Building a Reliable Background Worker System with Celery and Redis
How to offload heavy tasks in Django using Celery and Redis, including architectural diagrams and best practices.
When you're building web applications, you inevitably hit a wall where synchronous request/response cycles aren't enough. Generating a PDF, sending a batch of emails, or processing an uploaded CSV file will block your web workers and cause timeouts.

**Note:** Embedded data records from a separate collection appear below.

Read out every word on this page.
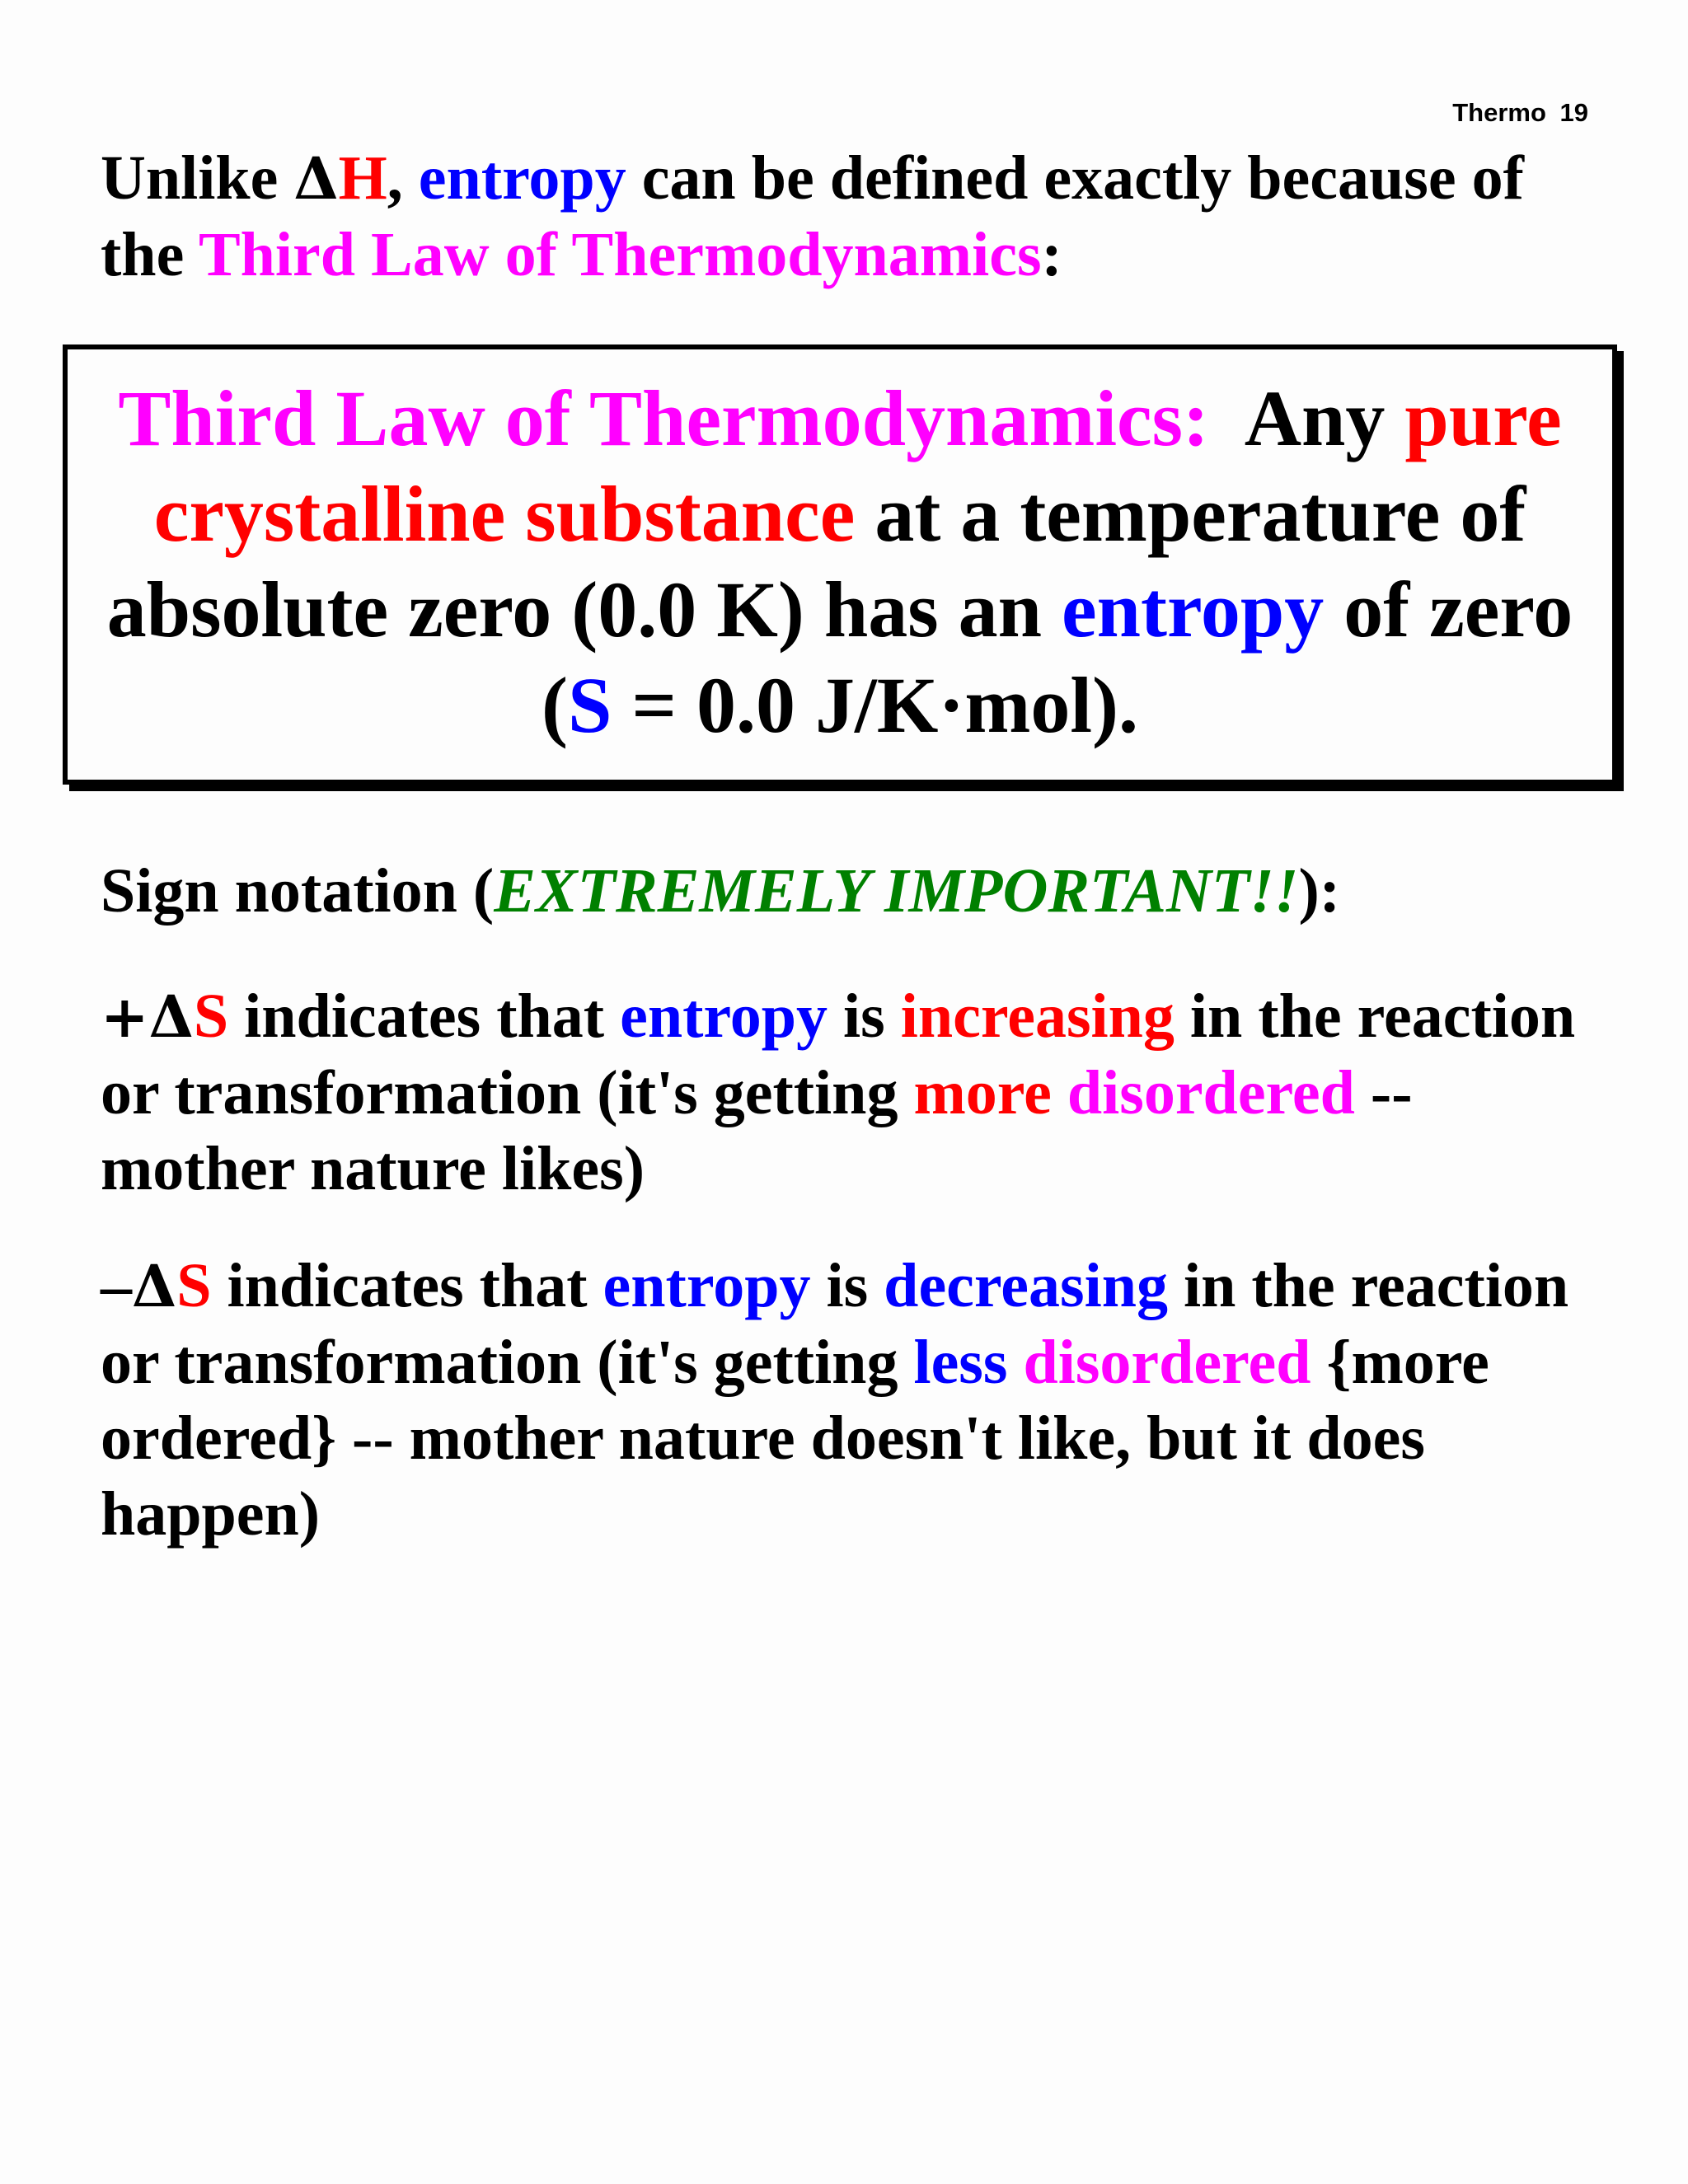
Thermo 19

Unlike ΔH, entropy can be defined exactly because of the Third Law of Thermodynamics:

Third Law of Thermodynamics:  Any pure crystalline substance at a temperature of absolute zero (0.0 K) has an entropy of zero (S = 0.0 J/K·mol).

Sign notation (EXTREMELY IMPORTANT!!):

+ΔS indicates that entropy is increasing in the reaction or transformation (it's getting more disordered -- mother nature likes)

–ΔS indicates that entropy is decreasing in the reaction or transformation (it's getting less disordered {more ordered} -- mother nature doesn't like, but it does happen)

This is where Celery comes in.
The Architecture
Here is how a standard Django + Celery architecture looks:
Notice that the Django application never actually executes the heavy work. It simply serializes the task arguments, pushes a message to Redis, and immediately returns a response to the user.
Writing Resilient Tasks
The biggest mistake I see developers make with Celery is passing complex objects to tasks.
Bad Practice:
@shared_task
def process_user_upload(user_obj):
# What if the user gets updated in the database before this task runs?
# user_obj is stale!
user_obj.is_processed = True
user_obj.save()
Good Practice:
@shared_task
def process_user_upload(user_id):
# Always pass IDs and fetch fresh data from the database
user = User.objects.get(id=user_id)
user.is_processed = True
user.save()
Warning: Redis has limited memory. If you pass a massive dictionary or raw file contents to a Celery task, you will OOM your Redis instance. Always save files to disk/S3 and pass the URL or filepath instead.
Monitoring
Once you have workers running, you must monitor them. I highly recommend using Flower. It gives you a dashboard to see active tasks, failure rates, and execution times. Combine that with a solid retry mechanism (bind=True, max_retries=3), and you have a bulletproof background processing system.